MSNBC today featured U.S. Sen. Mark Pryor's
race to hold onto his seat against Republican Rep. Tom Cotton.
He gave Republicans the sound bite they wanted, though they've massaged it to make Pryor look like he's disrespectful of the military.
Pryor was asked about Cotton's military service
. He said he valued it and service by anybody. Does it qualify Cotton to serve in the Senate? Pryor made the fair point that military service isn't qualification alone for Senate service. He said Cotton "gives off" a sense of entitlement in which he seems to say he should be elected simply because he served in the military. Pryor said Cotton seemed to be saying: "I served my country, therefore elect me to the Senate." I think that's a fair assessment of the Cotton ad strategy, along with invoking Barack Obama's name several hundred times a day.
Social media is exploding with what Cotton backers are interpreting as disrespect for the military. They are saying Pryor said being in the military wasn't a qualification. That's not really what he said.
I don't think military service is a disqualifier any more than Pryor does. It's a plus in weighing military issues, just as anyone with experience in a public policy field — education, energy, finance, law — brings pluses to the job. But there's also this: I'm not so sanguine about a supporter of one misbegotten war (Iraq) and another one (Afghanistan) not always well-handled and someone who's demonstrated eager hawkishness from Iran to Syrian to Ukraine
Bottom line: MSNBC's piece was a love letter to Cotton and his family. And Pryor took another setback, even though a co-host of the show closed the piece (not the edited version being circulated by Republicans) by saying Pryor was NOT saying military service wasn't a qualification, just that it was not the ONLY qualification that mattered.

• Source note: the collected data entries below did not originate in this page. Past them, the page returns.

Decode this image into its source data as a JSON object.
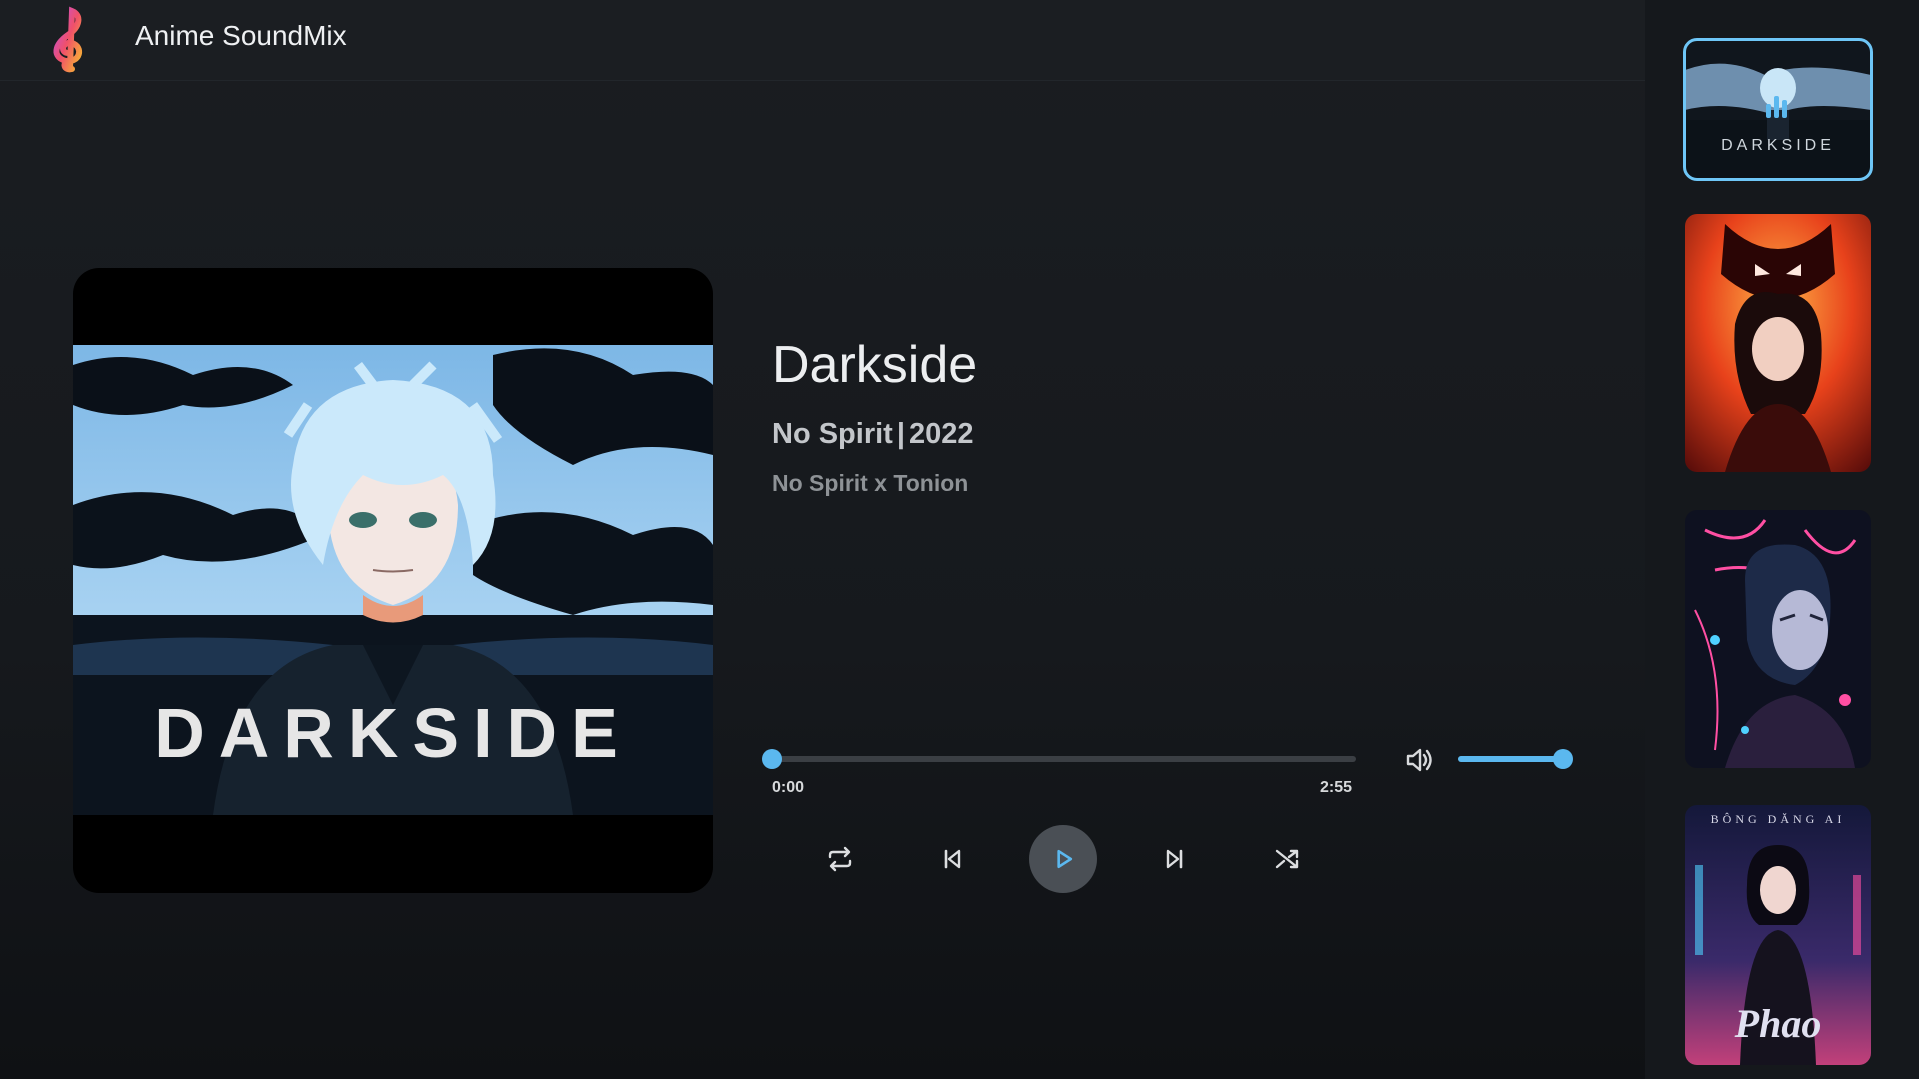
{
  "app": {
    "title": "Anime SoundMix"
  },
  "now_playing": {
    "title": "Darkside",
    "artist": "No Spirit",
    "separator": "|",
    "year": "2022",
    "credits": "No Spirit x Tonion",
    "cover_text": "DARKSIDE",
    "current_time": "0:00",
    "total_time": "2:55",
    "progress": 0.0,
    "volume": 1.0,
    "is_playing": false
  },
  "controls": [
    "repeat",
    "previous",
    "play",
    "next",
    "shuffle"
  ],
  "playlist": [
    {
      "cover_text": "DARKSIDE",
      "active": true
    },
    {
      "cover_text": "",
      "active": false
    },
    {
      "cover_text": "",
      "active": false
    },
    {
      "cover_text": "Phao",
      "cover_caption": "BÔNG DĂNG AI",
      "active": false
    }
  ],
  "colors": {
    "accent": "#5bb8ef",
    "background": "#1a1d21",
    "sidebar": "#15181c"
  }
}
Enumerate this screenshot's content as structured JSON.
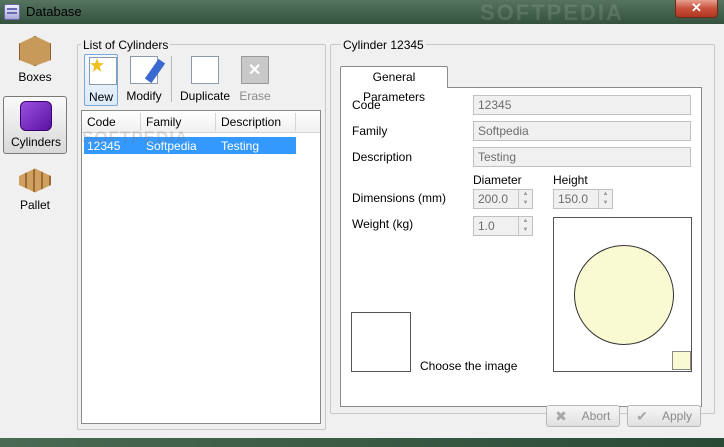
{
  "window": {
    "title": "Database",
    "close_glyph": "✕",
    "watermark": "SOFTPEDIA"
  },
  "nav": {
    "items": [
      {
        "label": "Boxes",
        "icon": "box-icon",
        "selected": false
      },
      {
        "label": "Cylinders",
        "icon": "cylinder-icon",
        "selected": true
      },
      {
        "label": "Pallet",
        "icon": "pallet-icon",
        "selected": false
      }
    ]
  },
  "list": {
    "title": "List of Cylinders",
    "toolbar": {
      "new_label": "New",
      "modify_label": "Modify",
      "duplicate_label": "Duplicate",
      "erase_label": "Erase"
    },
    "columns": [
      "Code",
      "Family",
      "Description"
    ],
    "rows": [
      {
        "code": "12345",
        "family": "Softpedia",
        "description": "Testing",
        "selected": true
      }
    ],
    "watermark": "SOFTPEDIA"
  },
  "detail": {
    "title": "Cylinder 12345",
    "tab_label": "General Parameters",
    "code_label": "Code",
    "code_value": "12345",
    "family_label": "Family",
    "family_value": "Softpedia",
    "description_label": "Description",
    "description_value": "Testing",
    "dimensions_label": "Dimensions (mm)",
    "diameter_label": "Diameter",
    "diameter_value": "200.0",
    "height_label": "Height",
    "height_value": "150.0",
    "weight_label": "Weight (kg)",
    "weight_value": "1.0",
    "choose_image_label": "Choose the image",
    "preview_fill_color": "#fafad2"
  },
  "buttons": {
    "abort_label": "Abort",
    "apply_label": "Apply"
  }
}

PS — Republicans held a news conference to highlight Pryor's "attack" on Cotton's military record. Watch the video. See if you can find such. Doesn't matter, of course.GOP Chairman Doyle Webb cut it short when reporters began asking about Tom Cotton's similar critical remarks on the nomination of Chuck Hagel to be Defense secretary. Cotton said he appreciated Hagel's service, but it alone wasn't a qualification and his record should be examined. Webb said THAT was different and cut off questionings without explaining how it was different.